It's Time To Talk About George Springer...

The Blue Jays face a huge dilemma regarding their popular leadoff hitter
Seattle Mariners v Toronto Blue Jays
Seattle Mariners v Toronto Blue Jays / Mark Blinch/GettyImages

When George Springer homered in consecutive games to begin his 2024 season, there was hope amongst the fanbase that he was going to return to his old ways. Unfortunately, life has been difficult for the veteran outfielder since then with a slash line of .192/409/422. What do the Blue Jays do with their leadoff hitter going forward?

A Perplexing Start, Hence Should He Remain In The Leadoff Spot?

According to Baseball Servant, Springer’s start to the season has been difficult to understand. He ranks in the 84th percentile for walks, 96th in K% and in the 89th for chase rate, which indicates good plate discipline. On the other hand, he ranks in the 10th percentile in average exit velocity, 18th in hard hit rate and 15th in batting run value. For a player focusing more on 'pulling the ball', it is evident that hasn't been the case so far. With that being said, should the Blue Jays remove George Springer from the leadoff spot?

Last year, Springer suffered the most inconsistent year of his career, with career lows in AVG, OBP and OPS, but managed to stay healthy playing the most games he's since 2016. He experienced the worst hitless streak of his career and as a result was moved down from the leadoff spot. Whilst he isn't hitting as bad at the moment as he was back then, maybe age is starting to catch up with Springer? Ultimately, if the Jays decided to remove him from the leadoff spot, the options to replace him would be Bo Bichette and Cavan Biggio. In his career at leadoff, Bichette's line is .305 with 15 home runs and 35 RBI in 71 games, and Biggio's is .250 with 7 homers and 31 RBI in 67 games. The two have a decent amount of experience and should be considered.
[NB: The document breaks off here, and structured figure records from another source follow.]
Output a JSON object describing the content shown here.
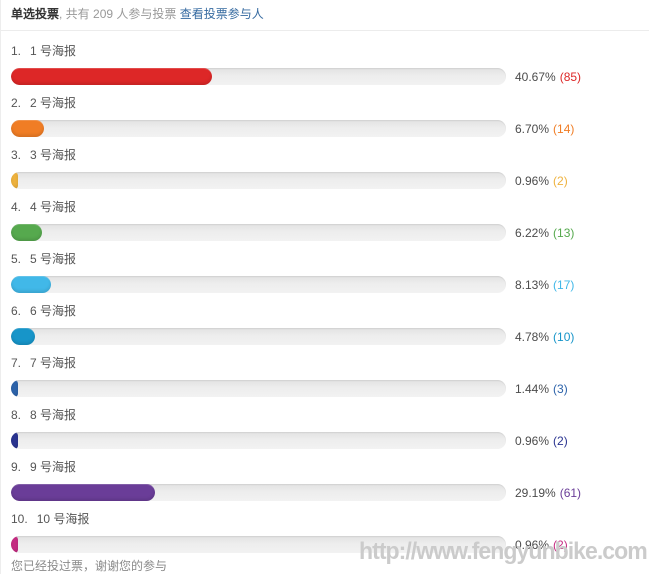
{
  "header": {
    "poll_type": "单选投票",
    "participation": ", 共有 209 人参与投票 ",
    "view_voters_link": "查看投票参与人"
  },
  "chart_data": {
    "type": "bar",
    "orientation": "horizontal",
    "title": "单选投票",
    "total_participants": 209,
    "value_range": [
      0,
      100
    ],
    "track_color": "#ededed",
    "percent_text_color": "#4b4b4b",
    "items": [
      {
        "rank": "1.",
        "name": "1 号海报",
        "percent": 40.67,
        "percent_label": "40.67%",
        "votes": 85,
        "count_label": "(85)",
        "color": "#dd2727"
      },
      {
        "rank": "2.",
        "name": "2 号海报",
        "percent": 6.7,
        "percent_label": "6.70%",
        "votes": 14,
        "count_label": "(14)",
        "color": "#f07d25"
      },
      {
        "rank": "3.",
        "name": "3 号海报",
        "percent": 0.96,
        "percent_label": "0.96%",
        "votes": 2,
        "count_label": "(2)",
        "color": "#eeb23e"
      },
      {
        "rank": "4.",
        "name": "4 号海报",
        "percent": 6.22,
        "percent_label": "6.22%",
        "votes": 13,
        "count_label": "(13)",
        "color": "#56a94e"
      },
      {
        "rank": "5.",
        "name": "5 号海报",
        "percent": 8.13,
        "percent_label": "8.13%",
        "votes": 17,
        "count_label": "(17)",
        "color": "#41b8e8"
      },
      {
        "rank": "6.",
        "name": "6 号海报",
        "percent": 4.78,
        "percent_label": "4.78%",
        "votes": 10,
        "count_label": "(10)",
        "color": "#1795c9"
      },
      {
        "rank": "7.",
        "name": "7 号海报",
        "percent": 1.44,
        "percent_label": "1.44%",
        "votes": 3,
        "count_label": "(3)",
        "color": "#2d63aa"
      },
      {
        "rank": "8.",
        "name": "8 号海报",
        "percent": 0.96,
        "percent_label": "0.96%",
        "votes": 2,
        "count_label": "(2)",
        "color": "#2a3490"
      },
      {
        "rank": "9.",
        "name": "9 号海报",
        "percent": 29.19,
        "percent_label": "29.19%",
        "votes": 61,
        "count_label": "(61)",
        "color": "#6a3d98"
      },
      {
        "rank": "10.",
        "name": "10 号海报",
        "percent": 0.96,
        "percent_label": "0.96%",
        "votes": 2,
        "count_label": "(2)",
        "color": "#c52b82"
      }
    ]
  },
  "footer": {
    "already_voted_message": "您已经投过票，谢谢您的参与",
    "watermark": "http://www.fengyunbike.com"
  }
}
Regardless of his tough start, Springer remains one of the best leadoff hitters in the game with an AVG of .271 and is second on the all-time list for leadoff homers, which does mean something. The downside of moving him from his preferred position is he's batted just .228 in the cleanup spot and .186 in the 5 hole in 17 games. With Justin Turner thriving, it's hard to envision Springer batting cleanup and with Daulton Varsho on a hot streak, it's unlikely he'll be moved from the five-hole for as long as he's swinging a hot stick.

FanGraphs suggests that throughout Springer's career, he is worst in the months of March/April, batting just .243 compared to May, the best month of his career, batting .291. So maybe the Jays will ride out the lineup as it is for the next few weeks and hope he regains his power?

Whatever they decide to do, they face a huge dilemma. Springer isn't getting any younger and maybe his best days are behind him, but this issue will need to be addressed in the coming weeks.